Assortative mating need not be the results of active mate preferences, but may result from the unequal spatial and temporal distribution of various phenotypes (‘prevalence-hypothesis’; Findlay 1987, Saino & Villa 1992, Rolando 1993). For example, when one species arrives earlier in spring than another, this must inevitably lead to assortative mating. Also, at each end of the hybrid zone, usually one species is more common than the other, again leading to a higher probability of assortative mating. However, these hypotheses were rejected in the present data set because the expected frequencies were calculated on the basis of each of the grid cells separately (see also Rolando 1993) and, second, both crow species are largely resident in eastern Germany.

If assortative mating is almost absent, hybridisation occurs for several reasons (see below). Resulting hybrids may be inferior to either or both their parental species and there may be selection against hybrids (Picozzi 1976, Saino & Villa 1992). Therefore, proximate cues must exist on which the choosing sex bases its decision. Such cues may be types of behaviour, vocalisations, and plumage traits. Different factors may account for ongoing hybridisation in crows. First, mistakes in mate recognition may lead to hybridisation (Randler 2002). However, crow species are clearly distinguishable by plumage, and Brodin & Haas (2006) found in a computer simulation using neural networks that both Hooded and Carrion Crows could be easily trained to recognise conspecifics. Therefore, plumage cues seem sufficient for species recognition. However, the choice of a heterospecific partner may be a result of misimprinting (Randler 2005). As long as mixed pairings between both species occur, imprinting would lead to heterospecific mate choice of their offspring, and, hence, maintain the hybrid zone.

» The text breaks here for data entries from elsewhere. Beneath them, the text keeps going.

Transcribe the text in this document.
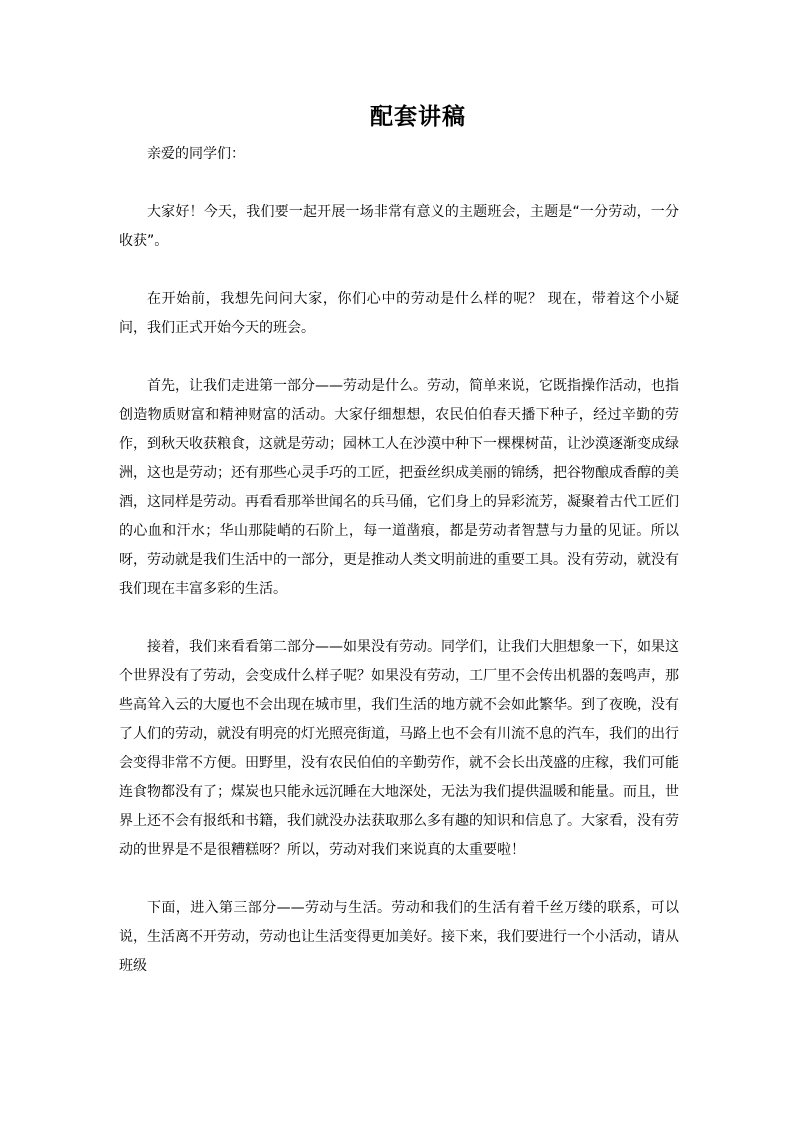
配套讲稿

亲爱的同学们：

大家好！今天，我们要一起开展一场非常有意义的主题班会，主题是“一分劳动，一分收获”。

在开始前，我想先问问大家，你们心中的劳动是什么样的呢？ 现在，带着这个小疑问，我们正式开始今天的班会。

首先，让我们走进第一部分——劳动是什么。劳动，简单来说，它既指操作活动，也指创造物质财富和精神财富的活动。大家仔细想想，农民伯伯春天播下种子，经过辛勤的劳作，到秋天收获粮食，这就是劳动；园林工人在沙漠中种下一棵棵树苗，让沙漠逐渐变成绿洲，这也是劳动；还有那些心灵手巧的工匠，把蚕丝织成美丽的锦绣，把谷物酿成香醇的美酒，这同样是劳动。再看看那举世闻名的兵马俑，它们身上的异彩流芳，凝聚着古代工匠们的心血和汗水；华山那陡峭的石阶上，每一道凿痕，都是劳动者智慧与力量的见证。所以呀，劳动就是我们生活中的一部分，更是推动人类文明前进的重要工具。没有劳动，就没有我们现在丰富多彩的生活。

接着，我们来看看第二部分——如果没有劳动。同学们，让我们大胆想象一下，如果这个世界没有了劳动，会变成什么样子呢？如果没有劳动，工厂里不会传出机器的轰鸣声，那些高耸入云的大厦也不会出现在城市里，我们生活的地方就不会如此繁华。到了夜晚，没有了人们的劳动，就没有明亮的灯光照亮街道，马路上也不会有川流不息的汽车，我们的出行会变得非常不方便。田野里，没有农民伯伯的辛勤劳作，就不会长出茂盛的庄稼，我们可能连食物都没有了；煤炭也只能永远沉睡在大地深处，无法为我们提供温暖和能量。而且，世界上还不会有报纸和书籍，我们就没办法获取那么多有趣的知识和信息了。大家看，没有劳动的世界是不是很糟糕呀？所以，劳动对我们来说真的太重要啦！

下面，进入第三部分——劳动与生活。劳动和我们的生活有着千丝万缕的联系，可以说，生活离不开劳动，劳动也让生活变得更加美好。接下来，我们要进行一个小活动，请从班级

Studies about imprinting in crows in the hybrid zone are needed to support this argument and to distinguish between visual and audio imprinting.

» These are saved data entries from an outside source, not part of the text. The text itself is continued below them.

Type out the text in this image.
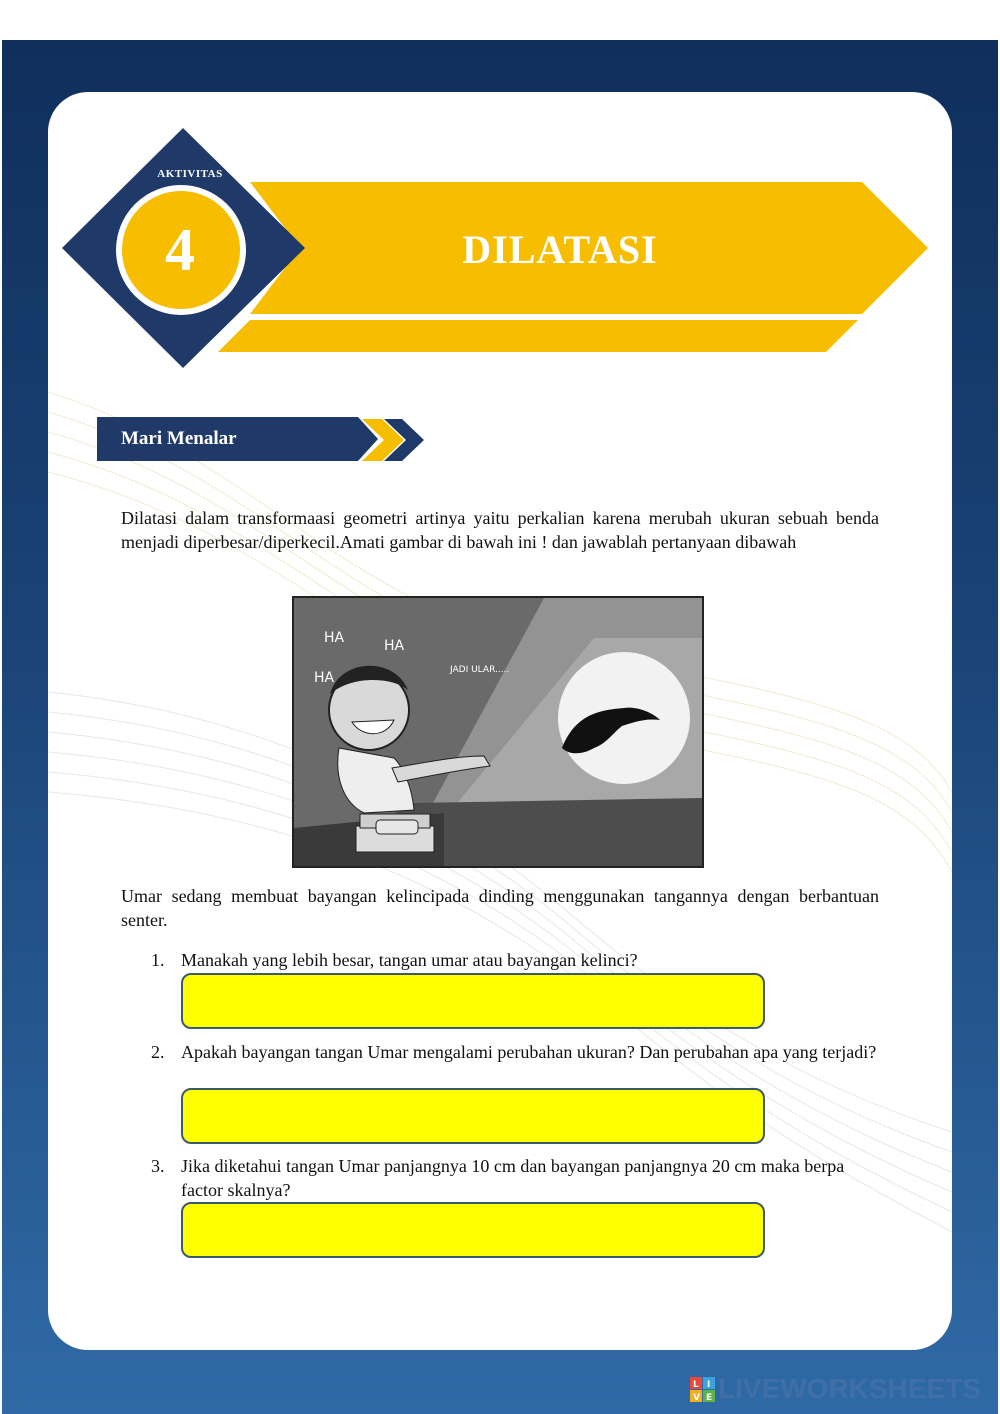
AKTIVITAS
4	DILATASI
Mari Menalar

Dilatasi dalam transformaasi geometri artinya yaitu perkalian karena merubah ukuran sebuah benda menjadi diperbesar/diperkecil.Amati gambar di bawah ini ! dan jawablah pertanyaan dibawah

HA	HA
HA	JADI ULAR.....

Umar sedang membuat bayangan kelincipada dinding menggunakan tangannya dengan berbantuan senter.

1. Manakah yang lebih besar, tangan umar atau bayangan kelinci?
2. Apakah bayangan tangan Umar mengalami perubahan ukuran? Dan perubahan apa yang terjadi?
3. Jika diketahui tangan Umar panjangnya 10 cm dan bayangan panjangnya 20 cm maka berpa factor skalnya?
L I
V E LIVEWORKSHEETS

A second reason for ongoing mixed pairings could be the scarcity of conspecific partners (Randler 2002, 2006). Crows may be able to discriminate conspecifics from heterospecifks but a lack of conspecific partners might lead to mixed pairing. Although reproductive success in mixed pairings or in pairs with one hybrid is reduced (in another part of the hybrid zone; Saino & Villa 1992), resulting hybrids are fertile. Mixed pairing when conspecific partners are scarce could be interpreted as ‘making the best of a bad job’ as proposed by Baker & Boylan (1999). An interesting question in this context might be whether hybrid costs could be avoided as in the hybrid zone of flycatchers Ficedula where females pair heterospecifically when conspecifics are absent but gather conspecific sperm from extrapair copulations (Veen et al. 2001; discussion in Randler 2006a).

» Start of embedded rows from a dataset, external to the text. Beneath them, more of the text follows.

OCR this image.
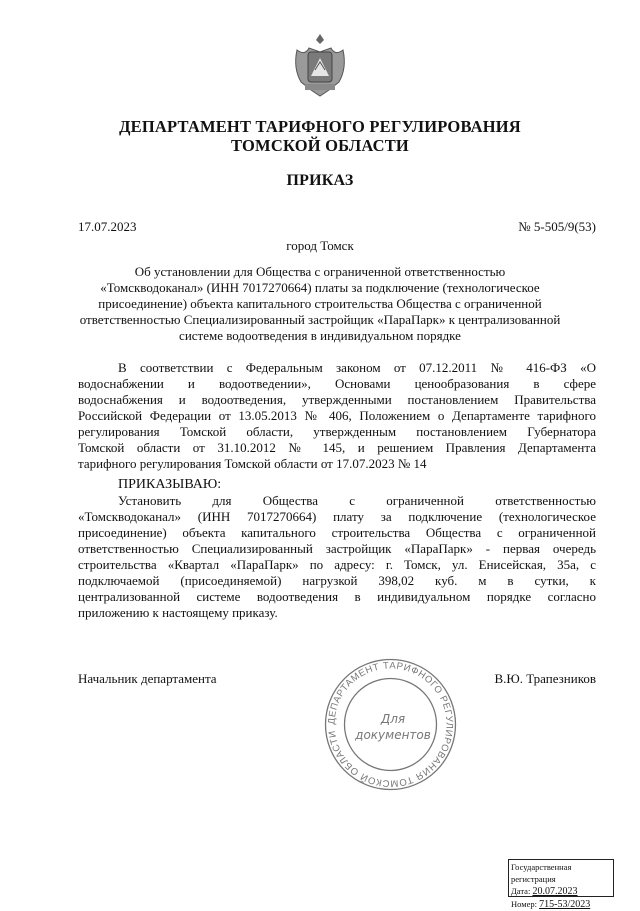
ДЕПАРТАМЕНТ ТАРИФНОГО РЕГУЛИРОВАНИЯ
ТОМСКОЙ ОБЛАСТИ
ПРИКАЗ
17.07.2023	№ 5-505/9(53)
город Томск
Об установлении для Общества с ограниченной ответственностью
«Томскводоканал» (ИНН 7017270664) платы за подключение (технологическое
присоединение) объекта капитального строительства Общества с ограниченной
ответственностью Специализированный застройщик «ПараПарк» к централизованной
системе водоотведения в индивидуальном порядке
В соответствии с Федеральным законом от 07.12.2011 № 416-ФЗ «О
водоснабжении и водоотведении», Основами ценообразования в сфере
водоснабжения и водоотведения, утвержденными постановлением Правительства
Российской Федерации от 13.05.2013 № 406, Положением о Департаменте тарифного
регулирования Томской области, утвержденным постановлением Губернатора
Томской области от 31.10.2012 № 145, и решением Правления Департамента
тарифного регулирования Томской области от 17.07.2023 № 14
ПРИКАЗЫВАЮ:
Установить для Общества с ограниченной ответственностью
«Томскводоканал» (ИНН 7017270664) плату за подключение (технологическое
присоединение) объекта капитального строительства Общества с ограниченной
ответственностью Специализированный застройщик «ПараПарк» - первая очередь
строительства «Квартал «ПараПарк» по адресу: г. Томск, ул. Енисейская, 35а, с
подключаемой (присоединяемой) нагрузкой 398,02 куб. м в сутки, к
централизованной системе водоотведения в индивидуальном порядке согласно
приложению к настоящему приказу.
Начальник департамента	В.Ю. Трапезников
ДЕПАРТАМЕНТ ТАРИФНОГО РЕГУЛИРОВАНИЯ ТОМСКОЙ ОБЛАСТИ
Для
документов
Государственная регистрация
Дата: 20.07.2023
Номер: 715-53/2023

The results show that Carrion and Hooded Crows mate assortatively. By itself, assortative mating should narrow a hybrid zone until interbreeding stops and two distinct species coexist (Barton & Hewitt 1985). However, the crow hybrid zone is rather narrow and remains more or less spatially stable, indicating that other processes counteract the effect of assortative mating. One such process may be the immigration of inexperienced individuals from outside the hybrid zone that are more likely to pair with a heterospecific. However, dispersal of individuals into and out of a hybrid zones has not been investigated in crows.